Oh, and bluestone should be safe for the aquarium, right?


----------



## girth vader (Apr 24, 2006)

MalawianPro, lohachata are your best resources for that stuff. they know their rift lakes pretty well. they can guide you better then I can . I'm new as well.


----------



## Gourami Swami (Jul 4, 2006)

okay. I got some more info and am fixing my list. Also dropping the albino zebras.
Johannis-1M, 3F
cobalt zebras-1M, 3F
Labidochromis sp. "Mbamba"-1M, 2F
Maybe something else? I like pea****s.suggestions!


----------



## Gourami Swami (Jul 4, 2006)

Okay, I got 2 female johannis and a pair of perlmutts today.


----------



## IloveCichlids (Jul 11, 2005)

I would not put peackocks in that setup as they will get beat up by the Mbuna. The Mbuna are a bit more aggressive than the pea****s. I would go with some Yellow labs or some red zebras. They are easy to fnd and should give you plenty of color. 

You do realize that you are going to have fry comming out of your ears. I had the same thing happen to me when I had Mbuna in my 120 before converting to all haps and peackocks, they were everywhere.


----------



## Gourami Swami (Jul 4, 2006)

yeah i have sources that will pay me for my fry. plus, im sure some will be eaten... or fed to my other fish 

So no peackock?

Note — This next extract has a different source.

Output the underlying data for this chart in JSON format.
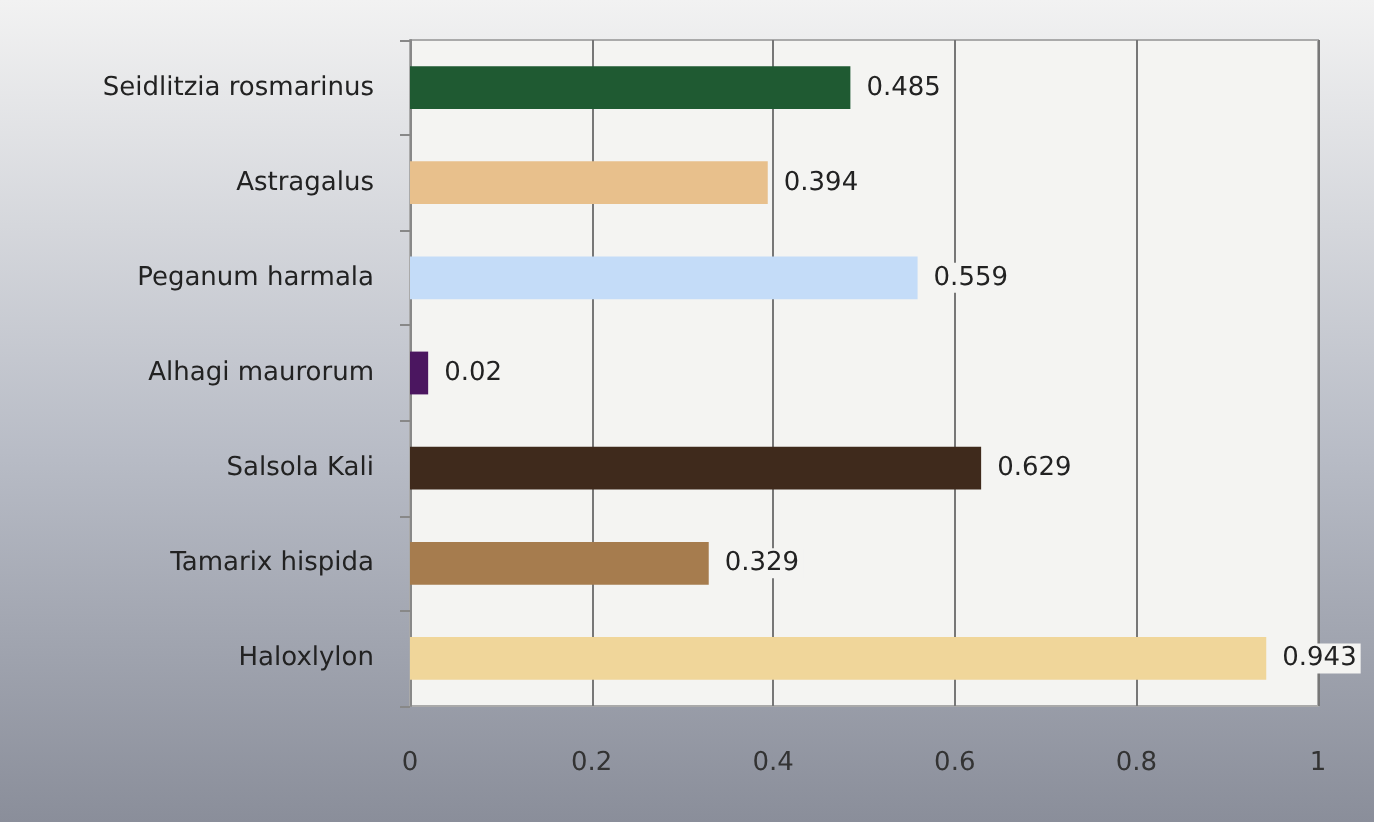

Okay. Im going to another lfs on friday, so I still need suggestions. I kind of like zebras. Yes or no? Anything else?


----------



## Gourami Swami (Jul 4, 2006)

okay, so I went to the LFS which had just gottee in shipments of some rare-ish fish. I picked out a pair of Psuedotropheus sp. "lime" Nkhomo, and a single gold sexfaciatus. I like both and they have added some color to my tank! I also ordered some psuedotropheus socolofi, so ill get a pair of them.


----------



## judya (Jan 23, 2005)

Has that tank cycled yet? You're adding a lot of fish if it hasn't.


----------



## Gourami Swami (Jul 4, 2006)

well of course it's cycled! I wouldnt spend 60 dollars on fish for an uncycled tank!


----------



## judya (Jan 23, 2005)

"I set up EVERYTHING today, and it took about 5 hours. I am going to finish filling it tomorrow."

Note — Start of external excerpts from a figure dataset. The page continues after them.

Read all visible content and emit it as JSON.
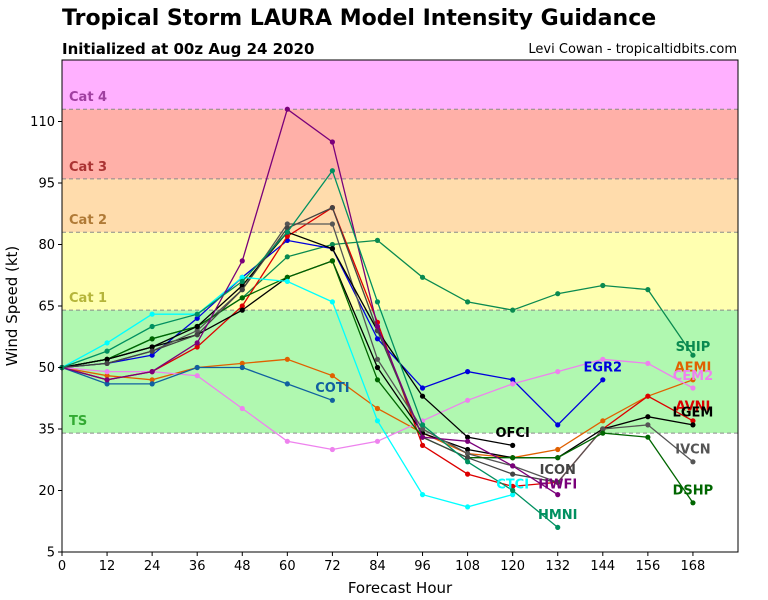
{
  "header": {
    "title": "Tropical Storm LAURA Model Intensity Guidance",
    "subtitle": "Initialized at 00z Aug 24 2020",
    "credit": "Levi Cowan - tropicaltidbits.com"
  },
  "chart_data": {
    "type": "line",
    "xlabel": "Forecast Hour",
    "ylabel": "Wind Speed (kt)",
    "xlim": [
      0,
      180
    ],
    "ylim": [
      5,
      125
    ],
    "xticks": [
      0,
      12,
      24,
      36,
      48,
      60,
      72,
      84,
      96,
      108,
      120,
      132,
      144,
      156,
      168
    ],
    "yticks": [
      5,
      20,
      35,
      50,
      65,
      80,
      95,
      110
    ],
    "bands": [
      {
        "label": "TS",
        "from": 34,
        "to": 64,
        "fill": "#b0f8b0",
        "text_color": "#33aa33"
      },
      {
        "label": "Cat 1",
        "from": 64,
        "to": 83,
        "fill": "#ffffb0",
        "text_color": "#b5b53a"
      },
      {
        "label": "Cat 2",
        "from": 83,
        "to": 96,
        "fill": "#ffdcac",
        "text_color": "#b07a36"
      },
      {
        "label": "Cat 3",
        "from": 96,
        "to": 113,
        "fill": "#ffb0a8",
        "text_color": "#aa3333"
      },
      {
        "label": "Cat 4",
        "from": 113,
        "to": 125,
        "fill": "#ffb0ff",
        "text_color": "#a040a0"
      }
    ],
    "series": [
      {
        "name": "SHIP",
        "color": "#0a8a50",
        "label_x": 168,
        "label_y": 54,
        "x": [
          0,
          12,
          24,
          36,
          48,
          60,
          72,
          84,
          96,
          108,
          120,
          132,
          144,
          156,
          168
        ],
        "y": [
          50,
          52,
          57,
          60,
          67,
          77,
          80,
          81,
          72,
          66,
          64,
          68,
          70,
          69,
          53
        ]
      },
      {
        "name": "EGR2",
        "color": "#0000dd",
        "label_x": 144,
        "label_y": 49,
        "x": [
          0,
          12,
          24,
          36,
          48,
          60,
          72,
          84,
          96,
          108,
          120,
          132,
          144
        ],
        "y": [
          50,
          51,
          53,
          62,
          72,
          81,
          79,
          57,
          45,
          49,
          47,
          36,
          47
        ]
      },
      {
        "name": "AEMI",
        "color": "#e06000",
        "label_x": 168,
        "label_y": 49,
        "x": [
          0,
          12,
          24,
          36,
          48,
          60,
          72,
          84,
          96,
          108,
          120,
          132,
          144,
          156,
          168
        ],
        "y": [
          50,
          48,
          47,
          50,
          51,
          52,
          48,
          40,
          34,
          29,
          28,
          30,
          37,
          43,
          47
        ]
      },
      {
        "name": "CEM2",
        "color": "#ee82ee",
        "label_x": 168,
        "label_y": 47,
        "x": [
          0,
          12,
          24,
          36,
          48,
          60,
          72,
          84,
          96,
          108,
          120,
          132,
          144,
          156,
          168
        ],
        "y": [
          50,
          49,
          49,
          48,
          40,
          32,
          30,
          32,
          37,
          42,
          46,
          49,
          52,
          51,
          45
        ]
      },
      {
        "name": "AVNI",
        "color": "#dd0000",
        "label_x": 168,
        "label_y": 39.5,
        "x": [
          0,
          12,
          24,
          36,
          48,
          60,
          72,
          84,
          96,
          108,
          120,
          132,
          144,
          156,
          168
        ],
        "y": [
          50,
          47,
          49,
          55,
          65,
          82,
          89,
          61,
          31,
          24,
          21,
          22,
          35,
          43,
          37
        ]
      },
      {
        "name": "LGEM",
        "color": "#000000",
        "label_x": 168,
        "label_y": 38,
        "x": [
          0,
          12,
          24,
          36,
          48,
          60,
          72,
          84,
          96,
          108,
          120,
          132,
          144,
          156,
          168
        ],
        "y": [
          50,
          52,
          55,
          58,
          64,
          72,
          76,
          50,
          34,
          30,
          28,
          28,
          35,
          38,
          36
        ]
      },
      {
        "name": "IVCN",
        "color": "#555555",
        "label_x": 168,
        "label_y": 29,
        "x": [
          0,
          12,
          24,
          36,
          48,
          60,
          72,
          84,
          96,
          108,
          120,
          132,
          144,
          156,
          168
        ],
        "y": [
          50,
          51,
          54,
          59,
          69,
          85,
          85,
          52,
          35,
          29,
          26,
          22,
          35,
          36,
          27
        ]
      },
      {
        "name": "DSHP",
        "color": "#006600",
        "label_x": 168,
        "label_y": 19,
        "x": [
          0,
          12,
          24,
          36,
          48,
          60,
          72,
          84,
          96,
          108,
          120,
          132,
          144,
          156,
          168
        ],
        "y": [
          50,
          52,
          57,
          60,
          67,
          72,
          76,
          47,
          33,
          28,
          28,
          28,
          34,
          33,
          17
        ]
      },
      {
        "name": "COTI",
        "color": "#1060a0",
        "label_x": 72,
        "label_y": 44,
        "x": [
          0,
          12,
          24,
          36,
          48,
          60,
          72
        ],
        "y": [
          50,
          46,
          46,
          50,
          50,
          46,
          42
        ]
      },
      {
        "name": "OFCI",
        "color": "#000000",
        "label_x": 120,
        "label_y": 33,
        "x": [
          0,
          12,
          24,
          36,
          48,
          60,
          72,
          84,
          96,
          108,
          120
        ],
        "y": [
          50,
          52,
          55,
          60,
          70,
          83,
          79,
          59,
          43,
          33,
          31
        ]
      },
      {
        "name": "ICON",
        "color": "#444444",
        "label_x": 132,
        "label_y": 24,
        "x": [
          0,
          12,
          24,
          36,
          48,
          60,
          72,
          84,
          96,
          108,
          120,
          132
        ],
        "y": [
          50,
          51,
          54,
          58,
          69,
          84,
          89,
          59,
          33,
          28,
          24,
          22
        ]
      },
      {
        "name": "CTCI",
        "color": "#00ffff",
        "label_x": 120,
        "label_y": 20.5,
        "x": [
          0,
          12,
          24,
          36,
          48,
          60,
          72,
          84,
          96,
          108,
          120
        ],
        "y": [
          50,
          56,
          63,
          63,
          72,
          71,
          66,
          37,
          19,
          16,
          19
        ]
      },
      {
        "name": "HWFI",
        "color": "#7a007a",
        "label_x": 132,
        "label_y": 20.5,
        "x": [
          0,
          12,
          24,
          36,
          48,
          60,
          72,
          84,
          96,
          108,
          120,
          132
        ],
        "y": [
          50,
          47,
          49,
          56,
          76,
          113,
          105,
          60,
          33,
          32,
          26,
          19
        ]
      },
      {
        "name": "HMNI",
        "color": "#009060",
        "label_x": 132,
        "label_y": 13,
        "x": [
          0,
          12,
          24,
          36,
          48,
          60,
          72,
          84,
          96,
          108,
          120,
          132
        ],
        "y": [
          50,
          54,
          60,
          63,
          71,
          83,
          98,
          66,
          36,
          27,
          20,
          11
        ]
      }
    ]
  }
}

Just checking - the above didn't make it clear if it was brand new or already going.


----------



## Gourami Swami (Jul 4, 2006)

Alright, Im just about finished. The final stocking is...

3 Johanni
2 Pseudotropheus sp. "lime" nkhomo
2 Labidochromis "perlmutt"
1 gold sexfasciatus (yeah i know, one tang...but hes sooo cute!)
and 2 Psuedotropheus socolofi that im picking up tomorrow.

Ill get pics of the fish tomorrow, but heres some of the setup...

http://www.maj.com/cgi-bin/gallery.cgi?i=685764

http://www.maj.com/cgi-bin/gallery.cgi?i=685771

the water is low and thefish are hiding because I had just set up the rocks. more pics friday, of a finished tank!


----------